From 0efd0c4b256a12ec9e55211e4680519a6c9948f1 Mon Sep 17 00:00:00 2001
From: ZPaC <zhoupeichen@huawei.com>
Date: Thu, 11 Aug 2022 19:16:58 +0800
Subject: [PATCH] Add general strategy

---
 mindspore/ccsrc/distributed/constants.h       |  14 +-
 .../parallel/graph_util/graph_splitter.cc     | 135 +++++++++++++++---
 .../parallel/graph_util/graph_splitter.h      |  52 ++++++-
 mindspore/ccsrc/pipeline/jit/action.cc        |   6 +-
 .../device/cpu/kernel/rpc/rpc_send_kernel.cc  |   2 +-
 mindspore/python/mindspore/nn/cell.py         |   9 ++
 mindspore/python/mindspore/ops/primitive.py   |   8 ++
 .../test_all_reduce/run_allreduce.py          |   1 +
 .../run_allreduce_small_scale_data.py         |   1 +
 9 files changed, 202 insertions(+), 26 deletions(-)

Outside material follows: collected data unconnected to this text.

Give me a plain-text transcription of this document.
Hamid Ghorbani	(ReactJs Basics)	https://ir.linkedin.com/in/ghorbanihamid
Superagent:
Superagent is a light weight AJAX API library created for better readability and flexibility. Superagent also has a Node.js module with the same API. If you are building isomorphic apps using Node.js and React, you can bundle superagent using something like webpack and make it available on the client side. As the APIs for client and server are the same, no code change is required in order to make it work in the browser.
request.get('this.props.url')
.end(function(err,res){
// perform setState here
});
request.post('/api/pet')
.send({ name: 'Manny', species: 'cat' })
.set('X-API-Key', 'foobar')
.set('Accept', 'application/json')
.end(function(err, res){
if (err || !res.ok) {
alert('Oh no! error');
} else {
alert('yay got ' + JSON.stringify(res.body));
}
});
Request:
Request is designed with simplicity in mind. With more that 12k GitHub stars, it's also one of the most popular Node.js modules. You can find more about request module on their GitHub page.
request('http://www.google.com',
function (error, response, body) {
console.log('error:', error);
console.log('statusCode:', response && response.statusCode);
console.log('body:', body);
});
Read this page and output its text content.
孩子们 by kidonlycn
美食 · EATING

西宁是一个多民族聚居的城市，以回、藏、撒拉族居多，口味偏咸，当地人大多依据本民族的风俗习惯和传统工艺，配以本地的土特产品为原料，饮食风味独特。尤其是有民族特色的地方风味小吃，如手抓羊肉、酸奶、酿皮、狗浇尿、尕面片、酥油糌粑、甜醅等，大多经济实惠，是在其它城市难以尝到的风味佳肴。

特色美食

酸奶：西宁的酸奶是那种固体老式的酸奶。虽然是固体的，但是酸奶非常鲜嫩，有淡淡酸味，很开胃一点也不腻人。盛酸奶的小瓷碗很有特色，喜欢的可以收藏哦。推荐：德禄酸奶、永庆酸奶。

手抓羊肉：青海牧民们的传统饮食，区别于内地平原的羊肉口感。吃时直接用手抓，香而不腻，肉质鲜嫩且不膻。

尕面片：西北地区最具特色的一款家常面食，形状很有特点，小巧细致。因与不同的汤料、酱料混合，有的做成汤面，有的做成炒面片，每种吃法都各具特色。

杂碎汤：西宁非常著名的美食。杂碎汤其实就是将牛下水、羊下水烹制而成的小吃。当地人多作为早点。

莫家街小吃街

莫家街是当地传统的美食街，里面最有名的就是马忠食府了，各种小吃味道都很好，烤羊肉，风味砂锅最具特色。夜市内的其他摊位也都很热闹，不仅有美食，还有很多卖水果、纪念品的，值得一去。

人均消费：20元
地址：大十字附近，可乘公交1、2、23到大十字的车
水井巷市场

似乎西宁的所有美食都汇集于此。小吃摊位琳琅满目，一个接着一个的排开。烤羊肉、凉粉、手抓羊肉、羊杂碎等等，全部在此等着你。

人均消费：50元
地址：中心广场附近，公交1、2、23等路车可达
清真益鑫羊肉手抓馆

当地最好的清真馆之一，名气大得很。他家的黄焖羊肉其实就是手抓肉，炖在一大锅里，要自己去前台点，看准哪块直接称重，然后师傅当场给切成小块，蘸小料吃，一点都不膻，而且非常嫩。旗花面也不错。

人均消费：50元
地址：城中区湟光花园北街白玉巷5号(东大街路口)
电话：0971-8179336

diff --git a/mindspore/ccsrc/distributed/constants.h b/mindspore/ccsrc/distributed/constants.h
index e86211017e6..9e3f3e03d35 100644
--- a/mindspore/ccsrc/distributed/constants.h
+++ b/mindspore/ccsrc/distributed/constants.h
@@ -49,7 +49,19 @@ const std::vector<std::string> kEmbeddingCacheOps = {kLookupEmbeddingCache, kUpd
 constexpr char kFinalizeMuxRecvActor[] = "FINALIZE_MUX_RECV_ACTOR";
 
 // The distributed execution mode enum.
-enum class DistExecutionMode { kPSMode = 0, kEmbeddingCacheMode, kInvalidMode };
+// For each execution mode, different graph optimization, splitting strategy, device location, etc are applied. For
+// details please refer to class DistributedExecutionMode and its subclasses.
+
+// kGeneralMode: Simply split a training graph into multiple devices without other extra features.
+
+// kParallelMode: MindSpore's existing auto-parallel feature along with distributed graph splitting feature are
+// combined. This is much more complicated than other mode. It is always applied in MoE scenarios.
+
+// kPSMode: Applied when running Parameter Server training.
+
+// kEmbeddingCacheMode: Applied when embedding cache is enabled. Normally used for training models with large embedding
+// layer.
+enum class DistExecutionMode { kGeneralMode = 0, kParallelMode, kPSMode, kEmbeddingCacheMode, kInvalidMode };
 
 // The operator's label in distributed execution.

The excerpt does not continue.